Normalmente nos dicen que debemos identificar qué es lo que nos hace reaccionar de manera indebida frente a una situación. Pero creo que eso va más allá. Yo creo que más allá de lo que las personas hagan para hacernos sentir incómodos o enojados –con o sin intensión – es más bien aprender a reconocer que aún no podemos manejar la frustración. Porque nos duela o no reconocer, hay momentos en los actuamos como niños pequeños y hacemos pataletas de adultos que se convierten en discusiones acaloradas e inclusive nos hacen llegar a tomar decisiones que cuestan mucho con el tiempo.

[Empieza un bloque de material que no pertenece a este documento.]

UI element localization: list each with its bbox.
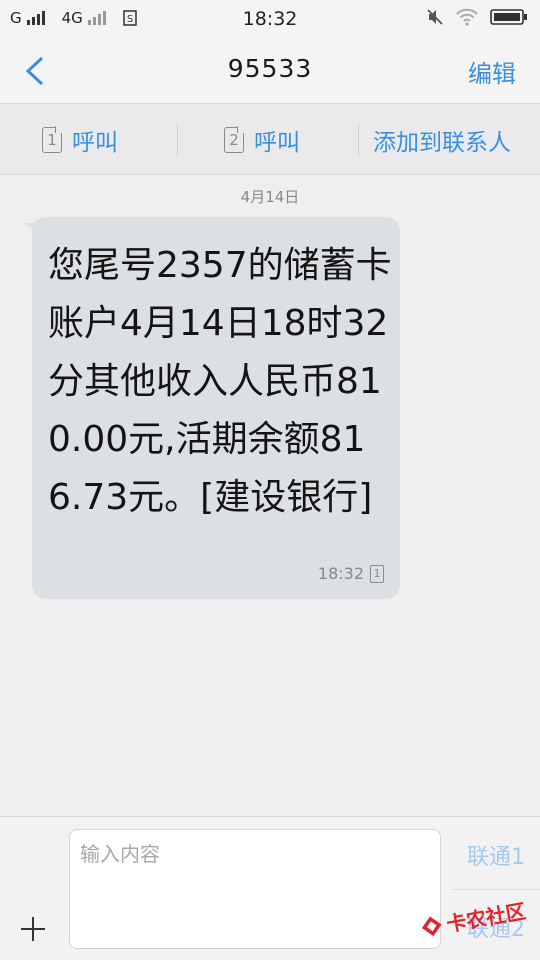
message-text: 您尾号2357的储蓄卡账户4月14日18时32分其他收入人民币810.00元,活… [48,245,392,518]
sim1-icon: 1 [370,564,384,583]
call-actions-bar: 1 呼叫 2 呼叫 添加到联系人 [0,105,540,175]
message-time: 18:32 [317,564,364,583]
sim1-icon: 1 [42,127,62,153]
mute-icon [427,9,443,25]
action-divider [177,124,178,156]
wifi-icon [456,8,478,26]
send-sim1-button[interactable]: 联通1 [452,839,540,871]
message-meta: 18:32 1 [318,564,384,583]
battery-icon [490,9,527,25]
message-date: 4月14日 [240,188,300,206]
conversation-header: 95533 编辑 [0,36,540,104]
call-sim1-label: 呼叫 [72,130,118,156]
status-right [426,8,528,26]
add-attachment-icon[interactable] [18,914,48,944]
call-sim1-button[interactable]: 1 呼叫 [42,123,118,157]
edit-button[interactable]: 编辑 [468,54,516,89]
send-divider [452,889,540,890]
status-bar: G 4G S 18:32 [0,0,540,36]
add-to-contacts-button[interactable]: 添加到联系人 [373,123,511,157]
sim2-icon: 2 [224,127,244,153]
contact-number-title: 95533 [227,54,313,83]
call-sim2-label: 呼叫 [254,130,300,156]
watermark-logo-icon [421,915,442,936]
message-bubble[interactable]: 您尾号2357的储蓄卡账户4月14日18时32分其他收入人民币810.00元,活… [24,217,400,599]
message-composer: 联通1 联通2 [0,816,540,960]
action-divider [358,124,359,156]
message-input[interactable] [69,829,441,949]
call-sim2-button[interactable]: 2 呼叫 [224,123,300,157]
back-icon[interactable] [20,54,50,88]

No es sencillo reconocer que el entorno no es el culpable de manifestar de manera adecuada mis emociones. Claro, porque tampoco se trata de guardarme todo y no decir nada frente a las situaciones incomodas que se me planteen. Hay que expresar lo que se siente, pero eso sí, debe ser con asertividad, no simplemente para desahogar mi frustración.

Debemos empezar a aceptar que hay situaciones o personas que no van a hacer lo que estoy esperando, puesto que cuando pierdo el control de las cosas es que la frustración llama al enojo para así poder expresar inadecuadamente lo que me está molestando.

Vivimos en la cultura del grito, en la que cada uno justifica sus alborotos de emociones porque el otro falló. Es tan común que los padres digan a sus hijos: “ustedes hacen que me ponga de mal genio” eso no es cierto. Las circunstancias pueden ser las peores, pero el mal genio mal expresado depende del nivel de frustración que cada persona maneje.